July 28, 1999
From: Eirik Eilertsen
The animal I've found looks much "taller" than the animals depicted in your forum, but I still think you got it right.
The algae, by the way, grew out of some live rock in my main tank about a year ago. I moved it to a "small critter tank" a few months ago, and I only recently discovered the slug. It was probably introduced with some red and green algae (including Halimeda) from Singapore, but it seems the old Halimeda is a much closer match than the new one, where both shape and color of the individual segments are concerned. Whenever I manage to spot it in the tank, I am amazed as to just how much it looks like the algae on which it clearly feeds. The color is an exact match (you don't mention anything about this species being able to change color) and the overall shape of the animal makes it virtually impossible to distinguish from the algae segments. The animal even has a distinct narrowing of the body just behind the head, giving the impression of two connected segments of Halimeda. Today I noticed that the color and overall texture of the animal seems different from when I first spotted it. It is now covered with tiny white appendages, which makes it look even more like the algae which is overgrown with other species of (micro) algae.
Eirik Mack Eilertsen
NORWEGIAN COLLEGE OF FISHERIES SCIENCE
UNIVERSITY OF TROMSOE,
email@example.comEilertsen, E.M. , 1999 (Jul 28) Re: Elysiella pusilla. [Message in] Sea Slug Forum. Australian Museum, Sydney. Available from http://www.seaslugforum.net/find/1121
For the Halimeda to stay alive so long in your tank, you obviously have a healthy aquarium system. If you look at the pictures on the second page you will see animals of Elysiella pusilla which have much more raised Elysia-like parapodia than the flattened animals on the first page.

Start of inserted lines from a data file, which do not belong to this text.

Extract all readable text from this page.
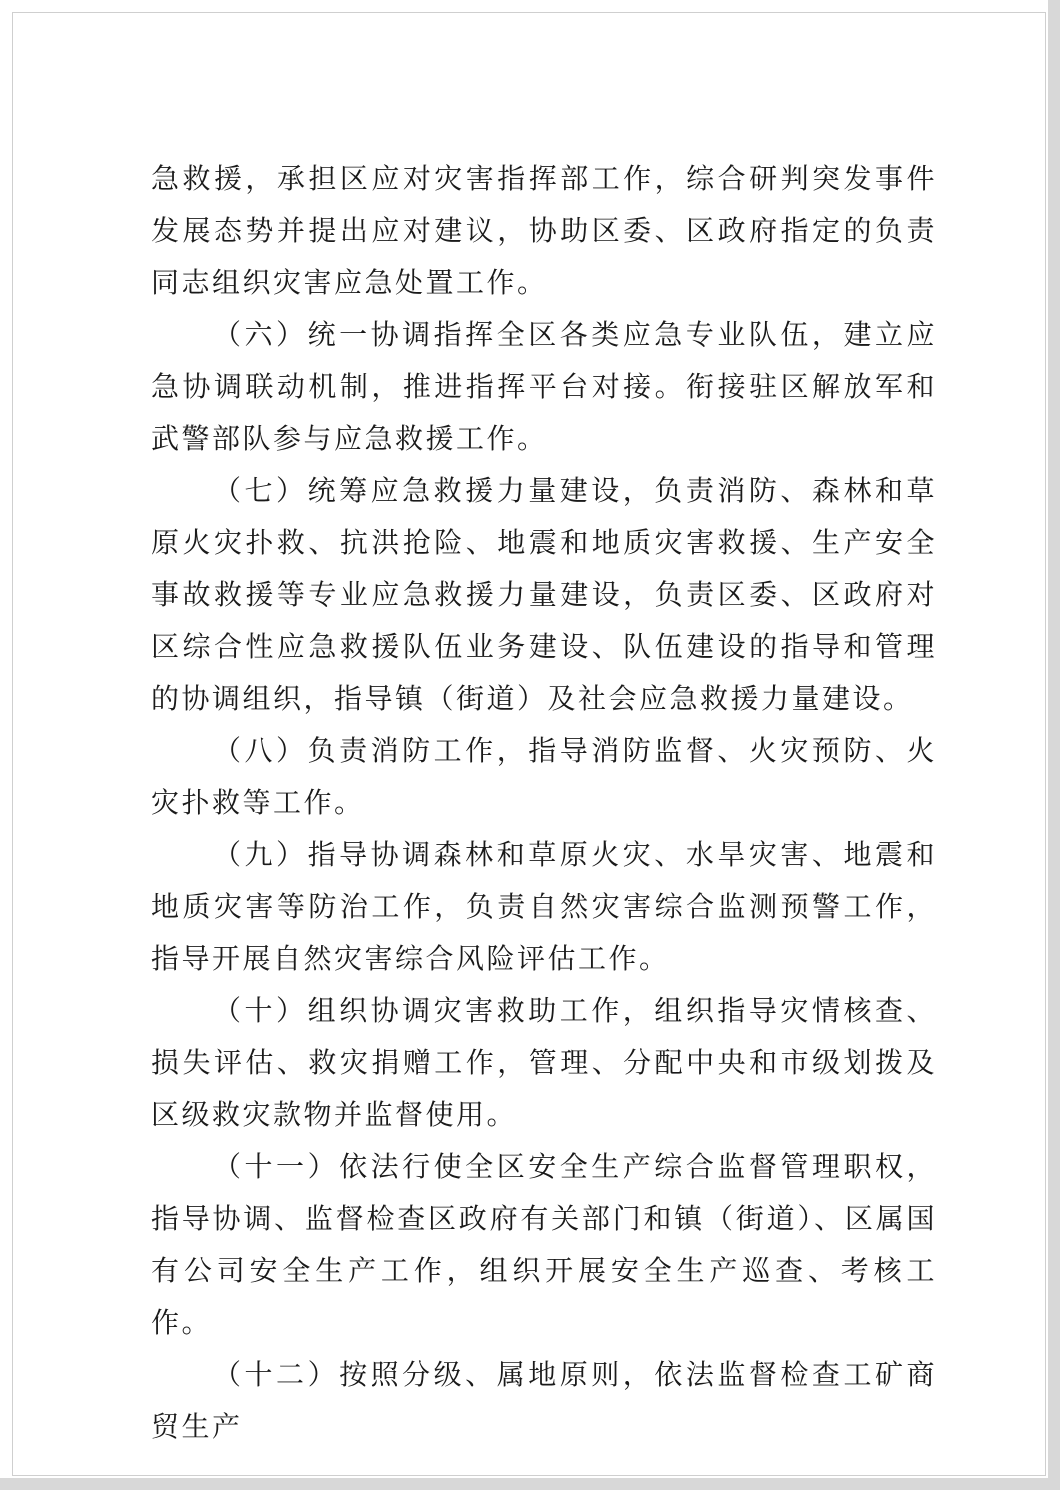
急救援，承担区应对灾害指挥部工作，综合研判突发事件发展态势并提出应对建议，协助区委、区政府指定的负责同志组织灾害应急处置工作。

（六）统一协调指挥全区各类应急专业队伍，建立应急协调联动机制，推进指挥平台对接。衔接驻区解放军和武警部队参与应急救援工作。

（七）统筹应急救援力量建设，负责消防、森林和草原火灾扑救、抗洪抢险、地震和地质灾害救援、生产安全事故救援等专业应急救援力量建设，负责区委、区政府对区综合性应急救援队伍业务建设、队伍建设的指导和管理的协调组织，指导镇（街道）及社会应急救援力量建设。

（八）负责消防工作，指导消防监督、火灾预防、火灾扑救等工作。

（九）指导协调森林和草原火灾、水旱灾害、地震和地质灾害等防治工作，负责自然灾害综合监测预警工作，指导开展自然灾害综合风险评估工作。

（十）组织协调灾害救助工作，组织指导灾情核查、损失评估、救灾捐赠工作，管理、分配中央和市级划拨及区级救灾款物并监督使用。

（十一）依法行使全区安全生产综合监督管理职权，指导协调、监督检查区政府有关部门和镇（街道）、区属国有公司安全生产工作，组织开展安全生产巡查、考核工作。

（十二）按照分级、属地原则，依法监督检查工矿商贸生产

Concerning them changing colour. Most sacoglossans get their colouration from their plant food. Only a very few have external skin pigmentation, of which Cyerce nigricans is a spectacular example. This means that the colour of most sacoglossans matches the food they are eating very precisely. I am not sure how they manage the mottled effect in large flattened E. pusilla, but it certainly matches the mottled white and green colour of the older segments of Halimeda, while smaller animals, with their uniform green colour, match the deeper colour of the young growing segments of the algae.
Interestingly, some animals on the more cylindrically-shaped variety of Halimeda have a colour pattern of whitish streaks.
I am puzzled by your mention of white papillae appearing on your animal. While the rhinophoral tentacles can have papillae I have never seen papillae on the rest of the body. Perhaps you should follow their progress and see if you can get a photo of the animal. It is always possible that you have a species of Elysia rather than Elysiella. My identification is based to a large extent on your animal being associated with Halimeda.